You’ve been proud of your innate ability with data. Or research. Or selling. You’ve found the thing you’re effortlessly good at, and you love doing it. You’re known for it.
Being the go-to is the foundation of your well-earned status. But there is a cost to regarding yourself through that fixed mindset. You cannot afford to rest on your laurels. Not now, when you have to give your all to meet today’s unprecedented challenges. With a fixed mindset, your all may not be enough to ensure you prevail, because what got you here may not get you there.
Instead, what you need is a mindset tilted towards growth.
Don’t prove yourself—improve yourself
You might recognize these two sides of the fixed mindset coin:
- “I’m great. I got that. Let me show you.”
A fixed mindset says that you know pretty much all you need to know, maybe all there is to know. You answer any challenge to your expertise with evidence of your wins, and you have a lot of wins.
- “I’m just no good at that. I’ve never been any good at that.”
And you might change the subject to discuss your success. It’s not a big deal to acknowledge an inadequacy because you can point to all your successes. It might be a little humblebrag.
The cost: Either way, you lose opportunities to grow your capabilities and grow your self-image. Every time you seek to prove your talent, rather than discover the reason you felt challenged, your fixed mindset will cost you the chance to grow. Every time you refuse a challenge because it requires skills you weren’t born with, because you’re pretty sure you won’t be the best, you close the door on growth.
When someone doubts or disagrees with you, you may be eager to point to past success in similar situations as proof that you’re right. What if, instead of defending your position, you sought to understand their doubt or disagreement? After all, you’re trying to solve a problem. You’re not competing for Most Knowledgeable.
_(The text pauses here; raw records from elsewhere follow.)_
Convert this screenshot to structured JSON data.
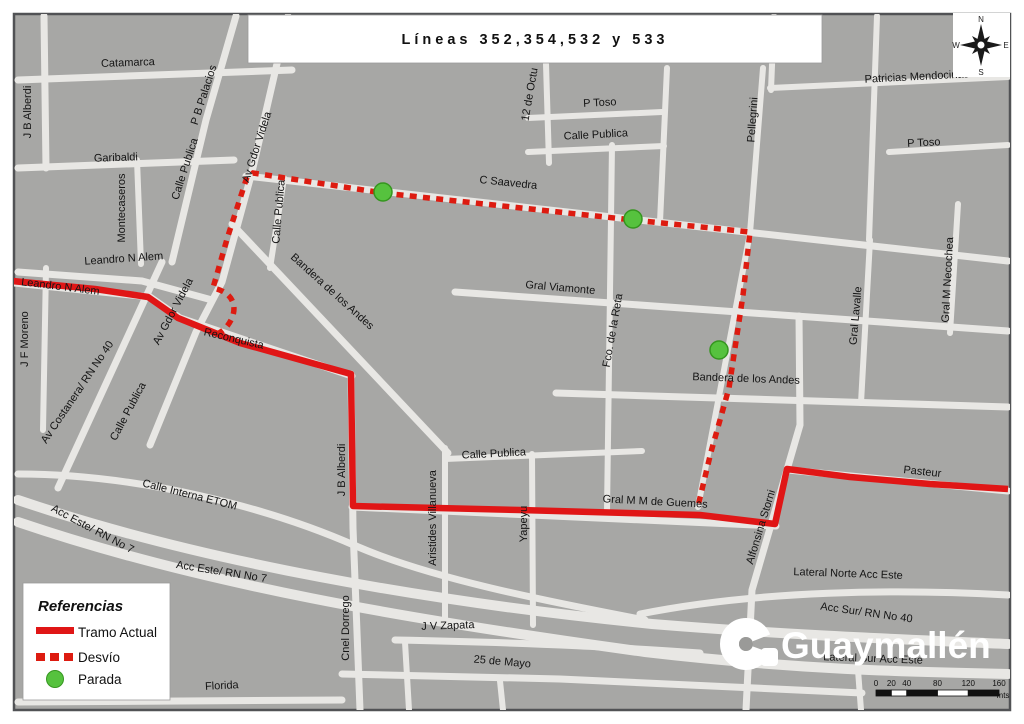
{
  "title": {
    "text": "Líneas 352,354,532 y 533"
  },
  "compass": {
    "n": "N",
    "e": "E",
    "s": "S",
    "w": "W"
  },
  "legend": {
    "title": "Referencias",
    "items": [
      {
        "symbol": "solid-line",
        "label": "Tramo Actual"
      },
      {
        "symbol": "dashed-line",
        "label": "Desvío"
      },
      {
        "symbol": "green-dot",
        "label": "Parada"
      }
    ]
  },
  "logo": {
    "text": "Guaymallén"
  },
  "scalebar": {
    "ticks": [
      "0",
      "20",
      "40",
      "80",
      "120",
      "160"
    ],
    "unit": "mts"
  },
  "colors": {
    "route_solid": "#e01616",
    "route_dashed": "#dd1b10",
    "stop_fill": "#56c23e",
    "stop_stroke": "#35961f",
    "land": "#a7a7a5",
    "street": "#e8e7e4",
    "frame": "#515255"
  },
  "map": {
    "street_labels": [
      {
        "t": "Catamarca",
        "x": 128,
        "y": 66,
        "r": -2
      },
      {
        "t": "J B Alberdi",
        "x": 31,
        "y": 112,
        "r": -90
      },
      {
        "t": "Garibaldi",
        "x": 116,
        "y": 161,
        "r": -2
      },
      {
        "t": "Montecaseros",
        "x": 125,
        "y": 208,
        "r": -90
      },
      {
        "t": "P B Palacios",
        "x": 207,
        "y": 96,
        "r": -72
      },
      {
        "t": "Calle Publica",
        "x": 188,
        "y": 170,
        "r": -72
      },
      {
        "t": "Av Gdor Videla",
        "x": 260,
        "y": 148,
        "r": -72
      },
      {
        "t": "Calle Publica",
        "x": 282,
        "y": 212,
        "r": -85
      },
      {
        "t": "12 de Octu",
        "x": 533,
        "y": 95,
        "r": -80
      },
      {
        "t": "P Toso",
        "x": 600,
        "y": 106,
        "r": -3
      },
      {
        "t": "Calle Publica",
        "x": 596,
        "y": 138,
        "r": -3
      },
      {
        "t": "Pellegrini",
        "x": 756,
        "y": 120,
        "r": -86
      },
      {
        "t": "Patricias Mendocinas",
        "x": 917,
        "y": 80,
        "r": -3
      },
      {
        "t": "P Toso",
        "x": 924,
        "y": 146,
        "r": -3
      },
      {
        "t": "C Saavedra",
        "x": 508,
        "y": 186,
        "r": 6
      },
      {
        "t": "Gral Viamonte",
        "x": 560,
        "y": 291,
        "r": 5
      },
      {
        "t": "Fco. de la Reta",
        "x": 616,
        "y": 331,
        "r": -80
      },
      {
        "t": "Gral Lavalle",
        "x": 859,
        "y": 316,
        "r": -85
      },
      {
        "t": "Gral M Necochea",
        "x": 951,
        "y": 280,
        "r": -87
      },
      {
        "t": "Leandro N Alem",
        "x": 124,
        "y": 262,
        "r": -4
      },
      {
        "t": "Leandro N Alem",
        "x": 60,
        "y": 290,
        "r": 7
      },
      {
        "t": "J F Moreno",
        "x": 28,
        "y": 339,
        "r": -90
      },
      {
        "t": "Av Costanera/ RN No 40",
        "x": 80,
        "y": 394,
        "r": -56
      },
      {
        "t": "Calle Publica",
        "x": 131,
        "y": 413,
        "r": -62
      },
      {
        "t": "Av Gdor Videla",
        "x": 176,
        "y": 313,
        "r": -62
      },
      {
        "t": "Reconquista",
        "x": 233,
        "y": 342,
        "r": 13
      },
      {
        "t": "Bandera de los Andes",
        "x": 330,
        "y": 294,
        "r": 42
      },
      {
        "t": "Bandera de los Andes",
        "x": 746,
        "y": 382,
        "r": 2
      },
      {
        "t": "Calle Publica",
        "x": 494,
        "y": 457,
        "r": -3
      },
      {
        "t": "J B Alberdi",
        "x": 345,
        "y": 470,
        "r": -90
      },
      {
        "t": "Aristides Villanueva",
        "x": 436,
        "y": 518,
        "r": -90
      },
      {
        "t": "Yapeyu",
        "x": 527,
        "y": 524,
        "r": -90
      },
      {
        "t": "Calle Interna ETOM",
        "x": 189,
        "y": 498,
        "r": 14
      },
      {
        "t": "Acc Este/ RN No 7",
        "x": 91,
        "y": 532,
        "r": 28
      },
      {
        "t": "Acc Este/ RN No 7",
        "x": 221,
        "y": 575,
        "r": 9
      },
      {
        "t": "Gral M M de Guemes",
        "x": 655,
        "y": 505,
        "r": 3
      },
      {
        "t": "Alfonsina Storni",
        "x": 764,
        "y": 528,
        "r": -73
      },
      {
        "t": "Pasteur",
        "x": 922,
        "y": 475,
        "r": 6
      },
      {
        "t": "Cnel Dorrego",
        "x": 349,
        "y": 628,
        "r": -90
      },
      {
        "t": "J V Zapata",
        "x": 448,
        "y": 629,
        "r": -2
      },
      {
        "t": "25 de Mayo",
        "x": 502,
        "y": 665,
        "r": 5
      },
      {
        "t": "Florida",
        "x": 222,
        "y": 689,
        "r": -3
      },
      {
        "t": "Lateral Norte Acc Este",
        "x": 848,
        "y": 577,
        "r": 2
      },
      {
        "t": "Acc Sur/ RN No 40",
        "x": 866,
        "y": 616,
        "r": 8
      },
      {
        "t": "Lateral Sur Acc Este",
        "x": 873,
        "y": 662,
        "r": 2
      }
    ],
    "routes": {
      "solid": {
        "name": "Tramo Actual",
        "points": "12,281 95,289 148,297 178,318 240,343 351,374 352,440 353,506 520,510 700,515 775,524 787,469 850,477 930,484 1008,489"
      },
      "dashed": {
        "name": "Desvío",
        "path": "M217,334 C222,332 228,327 232,318 C237,306 233,292 213,288 L227,239 L247,177 L253,173 L383,193 L512,207 L633,220 L750,232 L743,295 L729,388 L711,452 L698,506"
      }
    },
    "stops": [
      {
        "name": "Parada",
        "x": 383,
        "y": 192
      },
      {
        "name": "Parada",
        "x": 633,
        "y": 219
      },
      {
        "name": "Parada",
        "x": 719,
        "y": 350
      }
    ]
  }
}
Seek to get better, rather than look good
If someone’s doubting or objecting to your way or your view, have them tell you the source of their doubt or objection. Listen to understand, without looking for chances to defend yourself. Adopt a growth mindset—that is, focus more on getting better than on looking good—and try to see it from their perspective.
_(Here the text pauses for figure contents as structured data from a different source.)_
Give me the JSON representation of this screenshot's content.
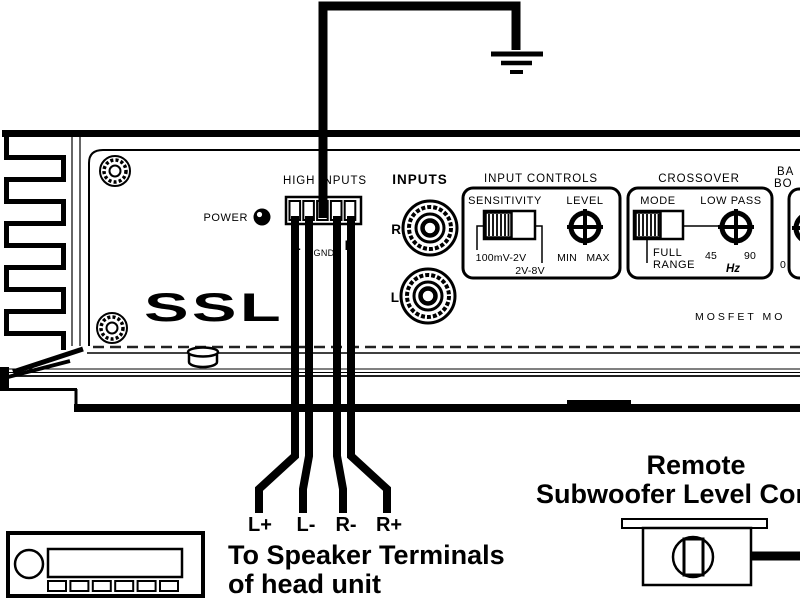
{
  "colors": {
    "ink": "#000000",
    "paper": "#ffffff"
  },
  "amplifier": {
    "brand": "SSL",
    "power_label": "POWER",
    "mosfet_text": "MOSFET MO",
    "high_inputs": {
      "title": "HIGH INPUTS",
      "pin_left": "L",
      "pin_center": "GND",
      "pin_right": "R"
    },
    "inputs": {
      "title": "INPUTS",
      "right_jack": "R",
      "left_jack": "L"
    },
    "input_controls": {
      "title": "INPUT CONTROLS",
      "sensitivity_label": "SENSITIVITY",
      "level_label": "LEVEL",
      "range_low": "100mV-2V",
      "range_high": "2V-8V",
      "min": "MIN",
      "max": "MAX"
    },
    "crossover": {
      "title": "CROSSOVER",
      "mode_label": "MODE",
      "low_pass_label": "LOW PASS",
      "mode_full": "FULL",
      "mode_range": "RANGE",
      "freq_low": "45",
      "freq_high": "90",
      "freq_unit": "Hz"
    },
    "bass_boost": {
      "title_line1": "BA",
      "title_line2": "BO",
      "scale_zero": "0"
    }
  },
  "wires": {
    "l_plus": "L+",
    "l_minus": "L-",
    "r_minus": "R-",
    "r_plus": "R+"
  },
  "captions": {
    "speaker_line1": "To Speaker Terminals",
    "speaker_line2": "of head unit",
    "remote_line1": "Remote",
    "remote_line2": "Subwoofer Level Con"
  }
}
As a result, your own perspective may broaden or change. You may even improve in that area you thought you’d already mastered. A growth mindset is just that—your mind is set to grow.
Similarly, a fixed mindset leads you to believe that if you’re not good at it now, you won’t ever be any good, and that if you’re already good, you’ll always be good, so there’s no need to try. You may think it lets you off the hook. But we all need to stretch and grow to thrive through challenges. Why accept incompetence?
Instead of thinking you’re not good, what if you thought you weren’t good yet? Rather than thinking of yourself as a failure, what if you thought of a stumble getting you one step further along the path of learning? A growth mindset—a mind set to grow—just may lead to new capabilities, and real change.
You’re probably known for many things, including being very hard-working. Let the definition of hard-working include working hard to grow.